Check if $ x-4 $ is a factor of $ 12x^{4}+5x^{3}-50x^{2}-20x+8 $.
Answer
The synthetic division table is:
$$ \begin{array}{c|rrrrr}4&12&5&-50&-20&8\\& & 48& 212& 648& \color{black}{2512} \\ \hline &\color{blue}{12}&\color{blue}{53}&\color{blue}{162}&\color{blue}{628}&\color{orangered}{2520} \end{array} $$Because the remainder $ \left( \color{red}{ 2520 } \right) $ is not zero, we conclude that the $ x-4 $ is not a factor of $ 12x^{4}+5x^{3}-50x^{2}-20x+8$.
Explanation
First we need to create a synthetic division table.
Step 1 : Write down the coefficients of the dividend into division table. Put the zero from $ x -4 = 0 $ ( $ x = \color{blue}{ 4 } $ ) at the left.
$$ \begin{array}{c|rrrrr}\color{blue}{4}&12&5&-50&-20&8\\& & & & & \\ \hline &&&&& \end{array} $$Step 1 : Bring down the leading coefficient to the bottom row.
$$ \begin{array}{c|rrrrr}4&\color{orangered}{ 12 }&5&-50&-20&8\\& & & & & \\ \hline &\color{orangered}{12}&&&& \end{array} $$Step 2 : Multiply by the number on the left, and carry the result into the next column: $ \color{blue}{ 4 } \cdot \color{blue}{ 12 } = \color{blue}{ 48 } $.
$$ \begin{array}{c|rrrrr}\color{blue}{4}&12&5&-50&-20&8\\& & \color{blue}{48} & & & \\ \hline &\color{blue}{12}&&&& \end{array} $$Step 3 : Add down last column: $ \color{orangered}{ 5 } + \color{orangered}{ 48 } = \color{orangered}{ 53 } $
$$ \begin{array}{c|rrrrr}4&12&\color{orangered}{ 5 }&-50&-20&8\\& & \color{orangered}{48} & & & \\ \hline &12&\color{orangered}{53}&&& \end{array} $$Step 4 : Multiply by the number on the left, and carry the result into the next column: $ \color{blue}{ 4 } \cdot \color{blue}{ 53 } = \color{blue}{ 212 } $.
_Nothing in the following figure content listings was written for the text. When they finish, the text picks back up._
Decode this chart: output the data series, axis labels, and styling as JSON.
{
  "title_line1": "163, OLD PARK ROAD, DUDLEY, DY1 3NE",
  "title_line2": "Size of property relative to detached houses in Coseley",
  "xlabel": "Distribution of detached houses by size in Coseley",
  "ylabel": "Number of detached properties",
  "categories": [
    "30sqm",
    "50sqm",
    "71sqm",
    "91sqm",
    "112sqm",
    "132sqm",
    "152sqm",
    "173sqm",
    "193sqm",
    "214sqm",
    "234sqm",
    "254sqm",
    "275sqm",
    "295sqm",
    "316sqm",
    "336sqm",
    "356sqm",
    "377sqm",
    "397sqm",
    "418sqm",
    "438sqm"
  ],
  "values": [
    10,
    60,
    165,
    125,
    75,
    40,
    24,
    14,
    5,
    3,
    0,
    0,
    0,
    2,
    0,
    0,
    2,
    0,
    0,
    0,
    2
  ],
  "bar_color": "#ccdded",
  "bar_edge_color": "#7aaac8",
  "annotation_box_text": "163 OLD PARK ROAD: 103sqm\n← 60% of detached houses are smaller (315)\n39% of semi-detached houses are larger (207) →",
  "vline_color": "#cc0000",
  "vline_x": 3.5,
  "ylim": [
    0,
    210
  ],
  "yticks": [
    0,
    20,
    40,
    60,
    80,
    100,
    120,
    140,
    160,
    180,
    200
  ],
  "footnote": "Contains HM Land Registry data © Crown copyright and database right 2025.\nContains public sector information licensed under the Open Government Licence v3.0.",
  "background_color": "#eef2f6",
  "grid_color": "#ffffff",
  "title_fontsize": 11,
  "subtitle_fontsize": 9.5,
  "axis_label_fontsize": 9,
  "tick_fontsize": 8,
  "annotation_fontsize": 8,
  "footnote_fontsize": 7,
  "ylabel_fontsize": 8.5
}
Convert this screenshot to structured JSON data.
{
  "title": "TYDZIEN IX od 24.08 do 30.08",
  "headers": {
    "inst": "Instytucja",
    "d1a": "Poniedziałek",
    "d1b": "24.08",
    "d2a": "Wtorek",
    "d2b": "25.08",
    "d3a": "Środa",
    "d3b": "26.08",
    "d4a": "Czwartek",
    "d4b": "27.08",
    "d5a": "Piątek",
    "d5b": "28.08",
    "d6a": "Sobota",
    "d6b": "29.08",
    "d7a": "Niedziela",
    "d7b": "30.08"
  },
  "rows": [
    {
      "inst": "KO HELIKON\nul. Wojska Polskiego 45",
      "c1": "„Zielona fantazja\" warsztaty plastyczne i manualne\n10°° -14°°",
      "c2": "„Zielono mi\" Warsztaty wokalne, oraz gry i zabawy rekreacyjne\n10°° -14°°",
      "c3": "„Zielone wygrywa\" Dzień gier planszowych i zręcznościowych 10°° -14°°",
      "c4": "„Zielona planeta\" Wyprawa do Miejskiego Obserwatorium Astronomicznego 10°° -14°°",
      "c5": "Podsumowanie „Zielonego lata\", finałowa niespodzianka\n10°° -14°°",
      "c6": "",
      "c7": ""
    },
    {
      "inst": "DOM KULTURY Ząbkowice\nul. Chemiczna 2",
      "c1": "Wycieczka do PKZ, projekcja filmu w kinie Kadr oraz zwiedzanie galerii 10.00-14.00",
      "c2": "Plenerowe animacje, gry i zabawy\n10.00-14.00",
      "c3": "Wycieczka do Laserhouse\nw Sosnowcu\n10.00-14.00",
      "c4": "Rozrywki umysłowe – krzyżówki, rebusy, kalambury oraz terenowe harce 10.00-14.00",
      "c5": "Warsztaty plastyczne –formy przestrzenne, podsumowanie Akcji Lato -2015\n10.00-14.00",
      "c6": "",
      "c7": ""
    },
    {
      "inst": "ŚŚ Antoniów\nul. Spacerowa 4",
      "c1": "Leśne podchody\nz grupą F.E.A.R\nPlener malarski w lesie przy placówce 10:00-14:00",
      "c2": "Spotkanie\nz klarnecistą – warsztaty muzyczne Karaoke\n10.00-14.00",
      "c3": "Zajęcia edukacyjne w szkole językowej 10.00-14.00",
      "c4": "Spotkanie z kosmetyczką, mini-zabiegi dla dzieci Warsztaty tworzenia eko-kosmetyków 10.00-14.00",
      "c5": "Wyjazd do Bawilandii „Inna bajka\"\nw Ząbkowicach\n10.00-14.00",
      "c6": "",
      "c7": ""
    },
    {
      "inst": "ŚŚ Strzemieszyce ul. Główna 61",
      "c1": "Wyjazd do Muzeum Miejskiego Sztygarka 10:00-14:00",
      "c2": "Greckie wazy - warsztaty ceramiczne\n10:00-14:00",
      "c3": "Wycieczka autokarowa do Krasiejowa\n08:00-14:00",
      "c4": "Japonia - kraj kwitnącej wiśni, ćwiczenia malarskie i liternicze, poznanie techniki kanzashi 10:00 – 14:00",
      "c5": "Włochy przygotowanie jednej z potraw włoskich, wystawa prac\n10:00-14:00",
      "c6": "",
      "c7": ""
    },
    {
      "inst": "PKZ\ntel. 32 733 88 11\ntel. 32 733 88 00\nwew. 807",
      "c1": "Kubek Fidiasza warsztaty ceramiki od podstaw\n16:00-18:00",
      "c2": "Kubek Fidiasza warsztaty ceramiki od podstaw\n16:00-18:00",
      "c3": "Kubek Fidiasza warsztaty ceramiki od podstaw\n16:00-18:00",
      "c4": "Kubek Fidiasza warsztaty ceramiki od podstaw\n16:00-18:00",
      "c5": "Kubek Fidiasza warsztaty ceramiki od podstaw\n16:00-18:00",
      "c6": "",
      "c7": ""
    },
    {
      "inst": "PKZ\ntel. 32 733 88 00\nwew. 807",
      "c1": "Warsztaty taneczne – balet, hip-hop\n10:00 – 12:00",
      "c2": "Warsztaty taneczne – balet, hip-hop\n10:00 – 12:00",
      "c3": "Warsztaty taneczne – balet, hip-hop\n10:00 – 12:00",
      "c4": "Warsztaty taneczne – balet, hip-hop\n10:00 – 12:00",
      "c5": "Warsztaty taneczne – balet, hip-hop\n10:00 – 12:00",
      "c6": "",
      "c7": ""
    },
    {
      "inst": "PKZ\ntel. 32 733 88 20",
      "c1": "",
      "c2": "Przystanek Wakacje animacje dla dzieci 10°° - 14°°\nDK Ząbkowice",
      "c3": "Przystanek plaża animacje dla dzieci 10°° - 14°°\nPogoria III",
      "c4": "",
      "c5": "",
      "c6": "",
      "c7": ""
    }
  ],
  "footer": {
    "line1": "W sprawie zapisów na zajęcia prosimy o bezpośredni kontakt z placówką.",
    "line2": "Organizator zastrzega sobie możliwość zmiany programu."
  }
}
$$ \begin{array}{c|rrrrr}\color{blue}{4}&12&5&-50&-20&8\\& & 48& \color{blue}{212} & & \\ \hline &12&\color{blue}{53}&&& \end{array} $$Step 5 : Add down last column: $ \color{orangered}{ -50 } + \color{orangered}{ 212 } = \color{orangered}{ 162 } $
$$ \begin{array}{c|rrrrr}4&12&5&\color{orangered}{ -50 }&-20&8\\& & 48& \color{orangered}{212} & & \\ \hline &12&53&\color{orangered}{162}&& \end{array} $$Step 6 : Multiply by the number on the left, and carry the result into the next column: $ \color{blue}{ 4 } \cdot \color{blue}{ 162 } = \color{blue}{ 648 } $.
$$ \begin{array}{c|rrrrr}\color{blue}{4}&12&5&-50&-20&8\\& & 48& 212& \color{blue}{648} & \\ \hline &12&53&\color{blue}{162}&& \end{array} $$Step 7 : Add down last column: $ \color{orangered}{ -20 } + \color{orangered}{ 648 } = \color{orangered}{ 628 } $
$$ \begin{array}{c|rrrrr}4&12&5&-50&\color{orangered}{ -20 }&8\\& & 48& 212& \color{orangered}{648} & \\ \hline &12&53&162&\color{orangered}{628}& \end{array} $$Step 8 : Multiply by the number on the left, and carry the result into the next column: $ \color{blue}{ 4 } \cdot \color{blue}{ 628 } = \color{blue}{ 2512 } $.
$$ \begin{array}{c|rrrrr}\color{blue}{4}&12&5&-50&-20&8\\& & 48& 212& 648& \color{blue}{2512} \\ \hline &12&53&162&\color{blue}{628}& \end{array} $$Step 9 : Add down last column: $ \color{orangered}{ 8 } + \color{orangered}{ 2512 } = \color{orangered}{ 2520 } $
$$ \begin{array}{c|rrrrr}4&12&5&-50&-20&\color{orangered}{ 8 }\\& & 48& 212& 648& \color{orangered}{2512} \\ \hline &\color{blue}{12}&\color{blue}{53}&\color{blue}{162}&\color{blue}{628}&\color{orangered}{2520} \end{array} $$Remainder is the last entry in the bottom row $ \left(\color{red}{ 2520 }\right)$.